What is it doing 300 miles south of Adak, Alaska? (Yes I understand the curvature of the earth vs map projections causes the shortest route to appear to be a curve rather than a straight line). This should be passing within a few hundred miles of Hawaii, not Alaska, right?

Are these things incapable of sailing in open ocean? Do they always stay within a few days sail of land?

  • marssaxman a day ago

    It's hard to have a good intuition for great circle routes. The shortest path between those cities does in fact go all the way up to Alaska, crossing through the Aleutians:

    http://www.gcmap.com/mapui?P=YNT-LZC

    Adak is about as far south as the Aleutians get, so it makes sense that the ship would have passed (relatively) near there.

    This counterintuitive bit of geography is why Anchorage has one of the busiest cargo airports in the world, despite its small population.

xnx 2 days ago

I wonder if this changes the calculus for shipping cars with 80% charged batteries. (Even given that many of the fires in the article were not ev related).

gkanai 2 days ago

If this continues, will maritime insurance keep paying out for these total losses?

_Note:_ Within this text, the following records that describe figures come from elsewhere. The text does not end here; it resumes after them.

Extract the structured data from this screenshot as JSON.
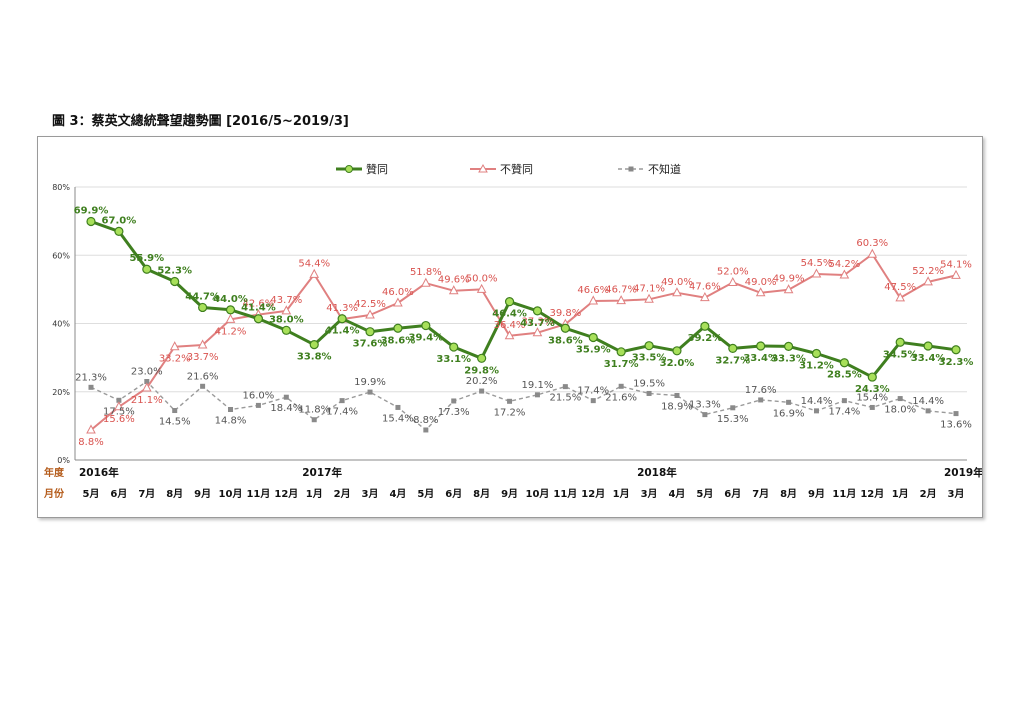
{
  "figure_title": "圖 3：蔡英文總統聲望趨勢圖  [2016/5~2019/3]",
  "colors": {
    "approve": "#3f7f1f",
    "approve_marker": "#a8e05a",
    "disapprove": "#e08080",
    "unknown": "#9a9a9a"
  },
  "chart_data": {
    "type": "line",
    "title": "圖 3：蔡英文總統聲望趨勢圖  [2016/5~2019/3]",
    "ylim": [
      0,
      80
    ],
    "yticks": [
      "0%",
      "20%",
      "40%",
      "60%",
      "80%"
    ],
    "grid": true,
    "legend_position": "top",
    "row_labels": {
      "year": "年度",
      "month": "月份"
    },
    "years": [
      {
        "label": "2016年",
        "index": 0
      },
      {
        "label": "2017年",
        "index": 8
      },
      {
        "label": "2018年",
        "index": 20
      },
      {
        "label": "2019年",
        "index": 31
      }
    ],
    "categories": [
      "5月",
      "6月",
      "7月",
      "8月",
      "9月",
      "10月",
      "11月",
      "12月",
      "1月",
      "2月",
      "3月",
      "4月",
      "5月",
      "6月",
      "8月",
      "9月",
      "10月",
      "11月",
      "12月",
      "1月",
      "3月",
      "4月",
      "5月",
      "6月",
      "7月",
      "8月",
      "9月",
      "11月",
      "12月",
      "1月",
      "2月",
      "3月"
    ],
    "series": [
      {
        "name": "贊同",
        "values": [
          69.9,
          67.0,
          55.9,
          52.3,
          44.7,
          44.0,
          41.4,
          38.0,
          33.8,
          41.4,
          37.6,
          38.6,
          39.4,
          33.1,
          29.8,
          46.4,
          43.7,
          38.6,
          35.9,
          31.7,
          33.5,
          32.0,
          39.2,
          32.7,
          33.4,
          33.3,
          31.2,
          28.5,
          24.3,
          34.5,
          33.4,
          32.3
        ],
        "labels": [
          "69.9%",
          "67.0%",
          "55.9%",
          "52.3%",
          "44.7%",
          "44.0%",
          "41.4%",
          "38.0%",
          "33.8%",
          "41.4%",
          "37.6%",
          "38.6%",
          "39.4%",
          "33.1%",
          "29.8%",
          "46.4%",
          "43.7%",
          "38.6%",
          "35.9%",
          "31.7%",
          "33.5%",
          "32.0%",
          "39.2%",
          "32.7%",
          "33.4%",
          "33.3%",
          "31.2%",
          "28.5%",
          "24.3%",
          "34.5%",
          "33.4%",
          "32.3%"
        ]
      },
      {
        "name": "不贊同",
        "values": [
          8.8,
          15.6,
          21.1,
          33.2,
          33.7,
          41.2,
          42.6,
          43.7,
          54.4,
          41.3,
          42.5,
          46.0,
          51.8,
          49.6,
          50.0,
          36.4,
          37.3,
          39.8,
          46.6,
          46.7,
          47.1,
          49.0,
          47.6,
          52.0,
          49.0,
          49.9,
          54.5,
          54.2,
          60.3,
          47.5,
          52.2,
          54.1
        ],
        "labels": [
          "8.8%",
          "15.6%",
          "21.1%",
          "33.2%",
          "33.7%",
          "41.2%",
          "42.6%",
          "43.7%",
          "54.4%",
          "41.3%",
          "42.5%",
          "46.0%",
          "51.8%",
          "49.6%",
          "50.0%",
          "36.4%",
          "37.3%",
          "39.8%",
          "46.6%",
          "46.7%",
          "47.1%",
          "49.0%",
          "47.6%",
          "52.0%",
          "49.0%",
          "49.9%",
          "54.5%",
          "54.2%",
          "60.3%",
          "47.5%",
          "52.2%",
          "54.1%"
        ]
      },
      {
        "name": "不知道",
        "values": [
          21.3,
          17.5,
          23.0,
          14.5,
          21.6,
          14.8,
          16.0,
          18.4,
          11.8,
          17.4,
          19.9,
          15.4,
          8.8,
          17.3,
          20.2,
          17.2,
          19.1,
          21.5,
          17.4,
          21.6,
          19.5,
          18.9,
          13.3,
          15.3,
          17.6,
          16.9,
          14.4,
          17.4,
          15.4,
          18.0,
          14.4,
          13.6
        ],
        "labels": [
          "21.3%",
          "17.5%",
          "23.0%",
          "14.5%",
          "21.6%",
          "14.8%",
          "16.0%",
          "18.4%",
          "11.8%",
          "17.4%",
          "19.9%",
          "15.4%",
          "8.8%",
          "17.3%",
          "20.2%",
          "17.2%",
          "19.1%",
          "21.5%",
          "17.4%",
          "21.6%",
          "19.5%",
          "18.9%",
          "13.3%",
          "15.3%",
          "17.6%",
          "16.9%",
          "14.4%",
          "17.4%",
          "15.4%",
          "18.0%",
          "14.4%",
          "13.6%"
        ]
      }
    ]
  }
}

It seem untenable.

Some thoughts: 1) drain almost all the gasoline from vehicles so that if there is a fire, the fuel is limited.

2) for battery EVs, other than disconnecting the batteries, I dont see a way to make them safer for transit.

If we wanted to limit the spread of Chinese EVs globally, one way would be for shipping companies to tax EVs heavily for sea transport so that fires would be covered by the increased transport costs.

  • xnx 2 days ago

    > I dont see a way to make them safer for transit.

    Discharged/low charge batteries are safer.

    • dehugger a day ago

      My understanding with LithiumIon is that batteries with low charge are more likely to catch fire.

  • tonyedgecombe 2 days ago

    >for battery EVs, other than disconnecting the batteries, I dont see a way to make them safer for transit.

    The shift towards LFP batteries should help.

  • aredox 2 days ago

    This article lists 10 boats in 2 years. Is it more than a rounding error for insurance companies?

    Yes, every one of these incidents is impressive because those are big boats, but there are thousands of them running around.

sevensor 2 days ago

I wonder if it would be possible to ship the vehicles under CO2. Assume they’re on fire instead of assuming they’re safe.

  • olivermarks 2 days ago

    LI batteries would burn regardless

  • aredox 2 days ago

    Read the article. CO2 is already installed as a fire suppression system. The problems are non-technological: system disconnected, doors left open, late activation...

    The shipping industry is exploiting people to crew barely-seaworthy ships, abusing flags and international (lawless) waters.